Juru bicara Kremlin Dmitry Peskov menyatakan “keprihatinan terhadap peningkatan tajam ketegangan dan pecahnya permusuhan.”
Namun, kekerasan terbaru ini terjadi pada saat apa yang menurut beberapa analis mungkin merupakan keretakan hubungan erat antara Armenia dan Rusia.
Armenia selama beberapa dekade mempercayai Rusia sebagai satu-satunya penjamin keamanannya, yang menurut Moskow disediakan melalui Organisasi Perjanjian Keamanan Kolektif (CSTO), sebuah aliansi militer negara-negara pasca-Soviet yang mencakup Armenia tetapi tidak mencakup Azerbaijan.
Namun Armenia semakin frustrasi dengan keengganan atau ketidakmampuan Rusia untuk mempertahankan negaranya dari agresi Azerbaijan, seiring dengan berkembangnya hubungan antara Moskow dan Baku.
Ketika Rusia gagal memenuhi komitmennya, para analis mengatakan kepada CNN bahwa Armenia merasa tidak punya pilihan selain melakukan diversifikasi aparat keamanannya.

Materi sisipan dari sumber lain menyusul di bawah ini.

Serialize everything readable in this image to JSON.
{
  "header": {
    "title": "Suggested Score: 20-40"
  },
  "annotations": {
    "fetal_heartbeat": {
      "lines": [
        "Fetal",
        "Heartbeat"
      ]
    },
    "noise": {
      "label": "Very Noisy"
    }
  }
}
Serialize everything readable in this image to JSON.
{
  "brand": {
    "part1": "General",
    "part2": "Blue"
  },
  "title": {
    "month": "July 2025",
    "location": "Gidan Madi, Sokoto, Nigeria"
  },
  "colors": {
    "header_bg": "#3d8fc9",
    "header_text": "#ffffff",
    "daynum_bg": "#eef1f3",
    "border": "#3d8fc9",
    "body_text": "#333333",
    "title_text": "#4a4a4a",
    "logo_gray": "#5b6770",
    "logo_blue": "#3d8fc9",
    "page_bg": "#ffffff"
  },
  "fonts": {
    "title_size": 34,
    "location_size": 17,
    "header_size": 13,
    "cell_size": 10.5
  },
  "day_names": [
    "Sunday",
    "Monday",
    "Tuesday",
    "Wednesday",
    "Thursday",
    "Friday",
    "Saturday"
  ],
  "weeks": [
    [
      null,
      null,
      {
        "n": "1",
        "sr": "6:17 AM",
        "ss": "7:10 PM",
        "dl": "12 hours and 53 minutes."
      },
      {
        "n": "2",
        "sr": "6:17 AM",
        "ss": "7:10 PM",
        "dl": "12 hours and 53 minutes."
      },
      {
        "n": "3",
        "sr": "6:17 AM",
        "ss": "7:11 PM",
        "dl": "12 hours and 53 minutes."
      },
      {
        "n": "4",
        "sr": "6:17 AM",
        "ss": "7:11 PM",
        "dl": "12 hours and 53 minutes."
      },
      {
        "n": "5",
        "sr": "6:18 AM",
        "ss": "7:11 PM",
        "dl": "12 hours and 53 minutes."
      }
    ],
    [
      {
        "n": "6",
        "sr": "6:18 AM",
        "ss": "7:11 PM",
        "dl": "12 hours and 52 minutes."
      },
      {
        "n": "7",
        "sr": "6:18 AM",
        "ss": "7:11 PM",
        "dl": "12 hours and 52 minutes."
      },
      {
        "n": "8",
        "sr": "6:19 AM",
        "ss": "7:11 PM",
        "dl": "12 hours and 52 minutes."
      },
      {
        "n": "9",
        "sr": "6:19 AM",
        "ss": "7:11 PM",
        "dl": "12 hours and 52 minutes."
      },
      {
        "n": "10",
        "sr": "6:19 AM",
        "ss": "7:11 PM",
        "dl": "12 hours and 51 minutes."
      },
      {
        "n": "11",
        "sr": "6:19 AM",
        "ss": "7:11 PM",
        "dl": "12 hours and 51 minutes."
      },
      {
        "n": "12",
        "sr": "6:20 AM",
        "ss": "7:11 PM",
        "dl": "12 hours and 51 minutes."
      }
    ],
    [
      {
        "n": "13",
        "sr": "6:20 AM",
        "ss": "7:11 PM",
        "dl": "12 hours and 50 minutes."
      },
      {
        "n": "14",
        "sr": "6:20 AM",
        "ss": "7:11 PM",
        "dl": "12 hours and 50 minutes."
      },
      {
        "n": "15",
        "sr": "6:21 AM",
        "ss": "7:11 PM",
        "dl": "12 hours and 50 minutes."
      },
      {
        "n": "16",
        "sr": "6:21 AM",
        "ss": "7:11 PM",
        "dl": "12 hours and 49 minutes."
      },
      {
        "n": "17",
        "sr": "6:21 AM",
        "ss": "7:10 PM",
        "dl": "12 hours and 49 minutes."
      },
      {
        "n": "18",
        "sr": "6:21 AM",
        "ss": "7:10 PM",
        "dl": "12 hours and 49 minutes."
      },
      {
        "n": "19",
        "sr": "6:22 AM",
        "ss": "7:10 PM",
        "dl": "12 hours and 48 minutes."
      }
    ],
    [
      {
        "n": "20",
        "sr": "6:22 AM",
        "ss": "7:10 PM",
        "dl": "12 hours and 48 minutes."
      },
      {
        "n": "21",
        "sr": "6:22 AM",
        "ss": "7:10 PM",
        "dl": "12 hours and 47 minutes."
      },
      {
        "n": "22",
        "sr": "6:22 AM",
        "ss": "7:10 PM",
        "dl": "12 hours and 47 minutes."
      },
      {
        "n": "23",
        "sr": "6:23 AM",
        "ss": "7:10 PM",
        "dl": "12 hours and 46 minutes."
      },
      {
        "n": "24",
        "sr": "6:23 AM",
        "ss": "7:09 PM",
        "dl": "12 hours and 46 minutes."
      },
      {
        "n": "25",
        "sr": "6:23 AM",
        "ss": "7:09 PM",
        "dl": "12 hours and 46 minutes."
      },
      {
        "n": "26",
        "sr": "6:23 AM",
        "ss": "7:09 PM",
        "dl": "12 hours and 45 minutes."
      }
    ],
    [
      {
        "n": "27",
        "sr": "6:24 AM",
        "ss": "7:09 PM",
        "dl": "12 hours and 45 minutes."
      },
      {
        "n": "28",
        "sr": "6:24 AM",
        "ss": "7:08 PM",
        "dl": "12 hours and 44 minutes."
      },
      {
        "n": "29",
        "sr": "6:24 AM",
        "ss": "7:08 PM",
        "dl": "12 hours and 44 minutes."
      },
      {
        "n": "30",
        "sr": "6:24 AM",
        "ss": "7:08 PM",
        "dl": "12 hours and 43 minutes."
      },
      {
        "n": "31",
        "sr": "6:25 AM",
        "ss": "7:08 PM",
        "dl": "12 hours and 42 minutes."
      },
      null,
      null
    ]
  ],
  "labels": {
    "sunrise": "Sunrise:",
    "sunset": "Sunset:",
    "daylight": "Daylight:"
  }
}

Bulan ini, Armenia mengirimkan bantuan kemanusiaan ke Ukraina untuk pertama kalinya. Negara ini kemudian menjadi tuan rumah latihan militer gabungan dengan AS. Parlemennya juga akan meratifikasi Statuta Roma ICC – yang berarti mereka wajib menangkap Presiden Rusia Vladimir Putin jika dia menginjakkan kaki di negara tersebut.
Pashinyan mengkritik Rusia pada Selasa (19/9/2023) karena tidak memberi tahu pemerintahnya tentang rencana Azerbaijan untuk melancarkan aksi militer.

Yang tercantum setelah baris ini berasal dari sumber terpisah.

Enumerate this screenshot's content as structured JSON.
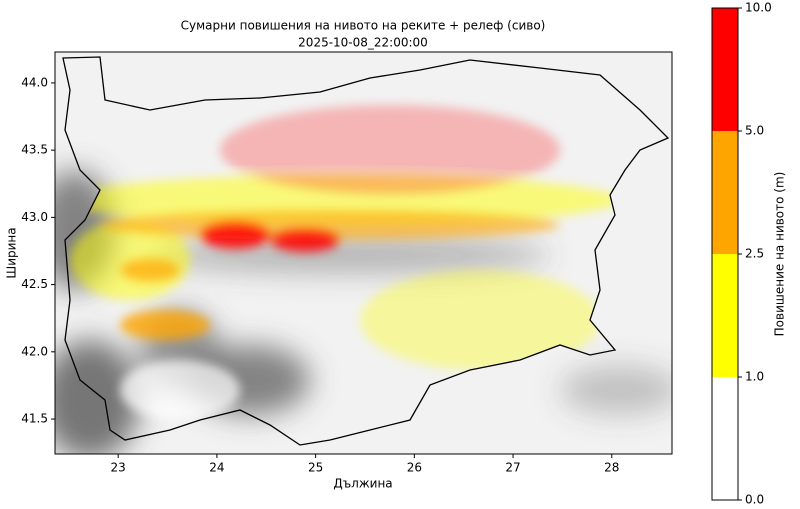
{
  "title": "Сумарни повишения на нивото на реките + релеф (сиво)",
  "subtitle": "2025-10-08_22:00:00",
  "map": {
    "xlabel": "Дължина",
    "ylabel": "Ширина",
    "xlim": [
      22.36,
      28.61
    ],
    "ylim": [
      41.24,
      44.23
    ],
    "xticks": [
      23,
      24,
      25,
      26,
      27,
      28
    ],
    "yticks": [
      {
        "value": 41.5,
        "label": "41.5"
      },
      {
        "value": 42.0,
        "label": "42.0"
      },
      {
        "value": 42.5,
        "label": "42.5"
      },
      {
        "value": 43.0,
        "label": "43.0"
      },
      {
        "value": 43.5,
        "label": "43.5"
      },
      {
        "value": 44.0,
        "label": "44.0"
      }
    ]
  },
  "colorbar": {
    "label": "Повишение на нивото (m)",
    "ticks": [
      {
        "value": 0,
        "label": "0.0"
      },
      {
        "value": 1,
        "label": "1.0"
      },
      {
        "value": 2.5,
        "label": "2.5"
      },
      {
        "value": 5,
        "label": "5.0"
      },
      {
        "value": 10,
        "label": "10.0"
      }
    ],
    "colors": [
      "#ffffff",
      "#ffff00",
      "#ffa500",
      "#ff0000"
    ]
  }
}
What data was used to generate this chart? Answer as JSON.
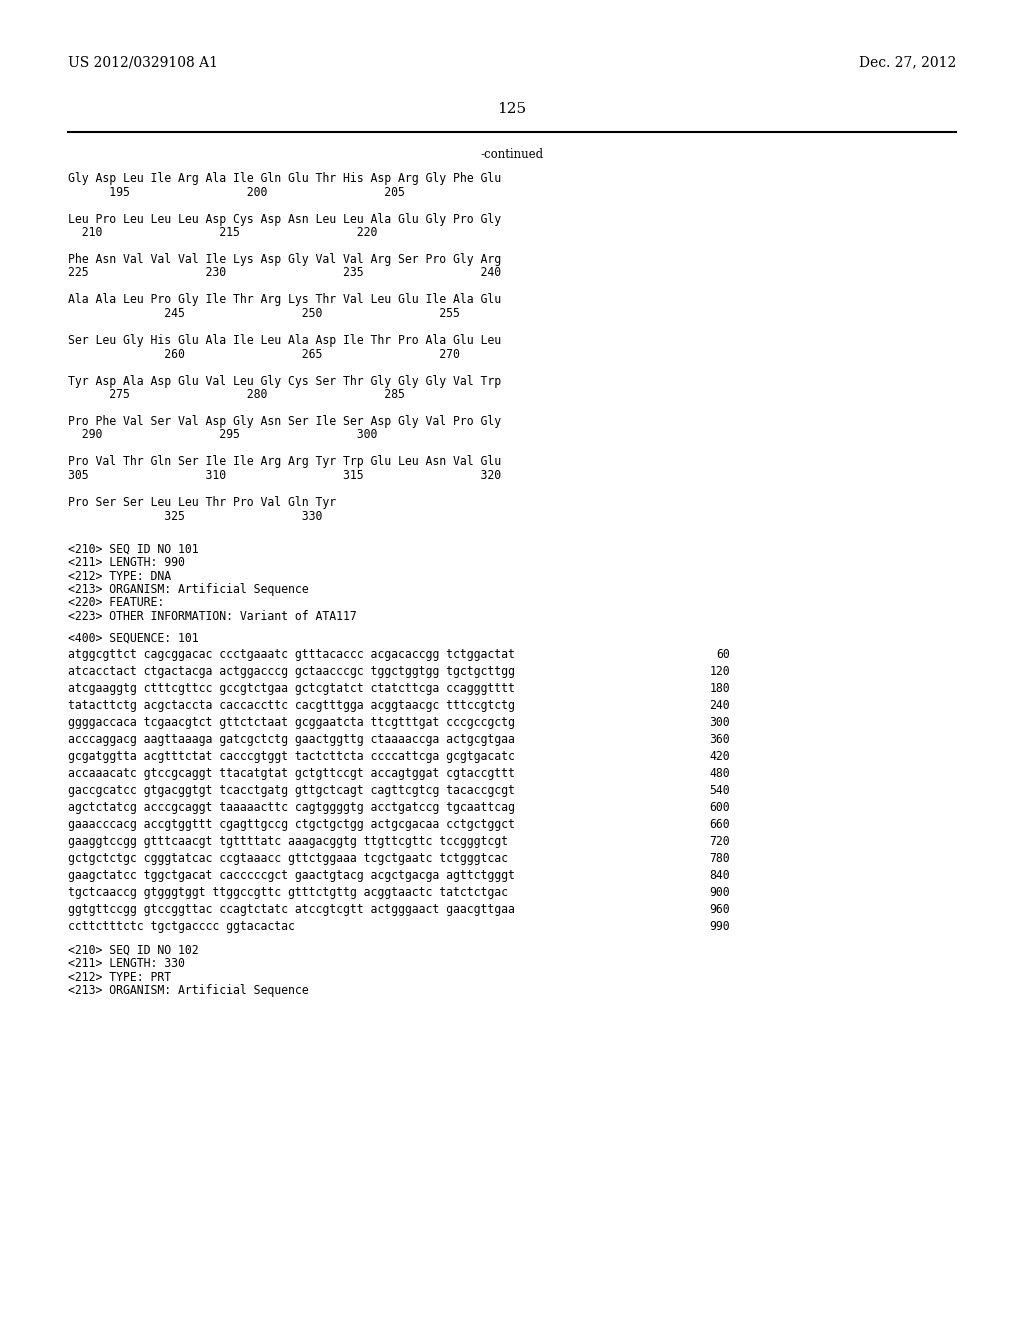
{
  "header_left": "US 2012/0329108 A1",
  "header_right": "Dec. 27, 2012",
  "page_number": "125",
  "continued_label": "-continued",
  "background_color": "#ffffff",
  "text_color": "#000000",
  "font_size_header": 10.0,
  "font_size_page": 11.0,
  "font_size_body": 8.5,
  "sequence_blocks": [
    {
      "line1": "Gly Asp Leu Ile Arg Ala Ile Gln Glu Thr His Asp Arg Gly Phe Glu",
      "line2": "      195                 200                 205"
    },
    {
      "line1": "Leu Pro Leu Leu Leu Asp Cys Asp Asn Leu Leu Ala Glu Gly Pro Gly",
      "line2": "  210                 215                 220"
    },
    {
      "line1": "Phe Asn Val Val Val Ile Lys Asp Gly Val Val Arg Ser Pro Gly Arg",
      "line2": "225                 230                 235                 240"
    },
    {
      "line1": "Ala Ala Leu Pro Gly Ile Thr Arg Lys Thr Val Leu Glu Ile Ala Glu",
      "line2": "              245                 250                 255"
    },
    {
      "line1": "Ser Leu Gly His Glu Ala Ile Leu Ala Asp Ile Thr Pro Ala Glu Leu",
      "line2": "              260                 265                 270"
    },
    {
      "line1": "Tyr Asp Ala Asp Glu Val Leu Gly Cys Ser Thr Gly Gly Gly Val Trp",
      "line2": "      275                 280                 285"
    },
    {
      "line1": "Pro Phe Val Ser Val Asp Gly Asn Ser Ile Ser Asp Gly Val Pro Gly",
      "line2": "  290                 295                 300"
    },
    {
      "line1": "Pro Val Thr Gln Ser Ile Ile Arg Arg Tyr Trp Glu Leu Asn Val Glu",
      "line2": "305                 310                 315                 320"
    },
    {
      "line1": "Pro Ser Ser Leu Leu Thr Pro Val Gln Tyr",
      "line2": "              325                 330"
    }
  ],
  "metadata_lines": [
    "<210> SEQ ID NO 101",
    "<211> LENGTH: 990",
    "<212> TYPE: DNA",
    "<213> ORGANISM: Artificial Sequence",
    "<220> FEATURE:",
    "<223> OTHER INFORMATION: Variant of ATA117"
  ],
  "sequence_label": "<400> SEQUENCE: 101",
  "dna_sequences": [
    {
      "seq": "atggcgttct cagcggacac ccctgaaatc gtttacaccc acgacaccgg tctggactat",
      "num": "60"
    },
    {
      "seq": "atcacctact ctgactacga actggacccg gctaacccgc tggctggtgg tgctgcttgg",
      "num": "120"
    },
    {
      "seq": "atcgaaggtg ctttcgttcc gccgtctgaa gctcgtatct ctatcttcga ccagggtttt",
      "num": "180"
    },
    {
      "seq": "tatacttctg acgctaccta caccaccttc cacgtttgga acggtaacgc tttccgtctg",
      "num": "240"
    },
    {
      "seq": "ggggaccaca tcgaacgtct gttctctaat gcggaatcta ttcgtttgat cccgccgctg",
      "num": "300"
    },
    {
      "seq": "acccaggacg aagttaaaga gatcgctctg gaactggttg ctaaaaccga actgcgtgaa",
      "num": "360"
    },
    {
      "seq": "gcgatggtta acgtttctat cacccgtggt tactcttcta ccccattcga gcgtgacatc",
      "num": "420"
    },
    {
      "seq": "accaaacatc gtccgcaggt ttacatgtat gctgttccgt accagtggat cgtaccgttt",
      "num": "480"
    },
    {
      "seq": "gaccgcatcc gtgacggtgt tcacctgatg gttgctcagt cagttcgtcg tacaccgcgt",
      "num": "540"
    },
    {
      "seq": "agctctatcg acccgcaggt taaaaacttc cagtggggtg acctgatccg tgcaattcag",
      "num": "600"
    },
    {
      "seq": "gaaacccacg accgtggttt cgagttgccg ctgctgctgg actgcgacaa cctgctggct",
      "num": "660"
    },
    {
      "seq": "gaaggtccgg gtttcaacgt tgttttatc aaagacggtg ttgttcgttc tccgggtcgt",
      "num": "720"
    },
    {
      "seq": "gctgctctgc cgggtatcac ccgtaaacc gttctggaaa tcgctgaatc tctgggtcac",
      "num": "780"
    },
    {
      "seq": "gaagctatcc tggctgacat cacccccgct gaactgtacg acgctgacga agttctgggt",
      "num": "840"
    },
    {
      "seq": "tgctcaaccg gtgggtggt ttggccgttc gtttctgttg acggtaactc tatctctgac",
      "num": "900"
    },
    {
      "seq": "ggtgttccgg gtccggttac ccagtctatc atccgtcgtt actgggaact gaacgttgaa",
      "num": "960"
    },
    {
      "seq": "ccttctttctc tgctgacccc ggtacactac",
      "num": "990"
    }
  ],
  "footer_metadata": [
    "<210> SEQ ID NO 102",
    "<211> LENGTH: 330",
    "<212> TYPE: PRT",
    "<213> ORGANISM: Artificial Sequence"
  ]
}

“Kami belum menerima informasi apa pun dari mitra kami di Rusia tentang operasi itu,” katanya seperti dikutip oleh Armenpress.
Berita mengenai serangan baru di Nagorno-Karabakh memicu reaksi samar dari tokoh-tokoh terkemuka Rusia yang tidak menunjukkan simpati terhadap Armenia. Margarita Simonyan, pemimpin redaksi Russia Today, mengatakan berita itu tragis, tidak ada harapan dan dapat diprediksi dan menambahkan jika nasib ‘Yudas’ tidak menyenangkan.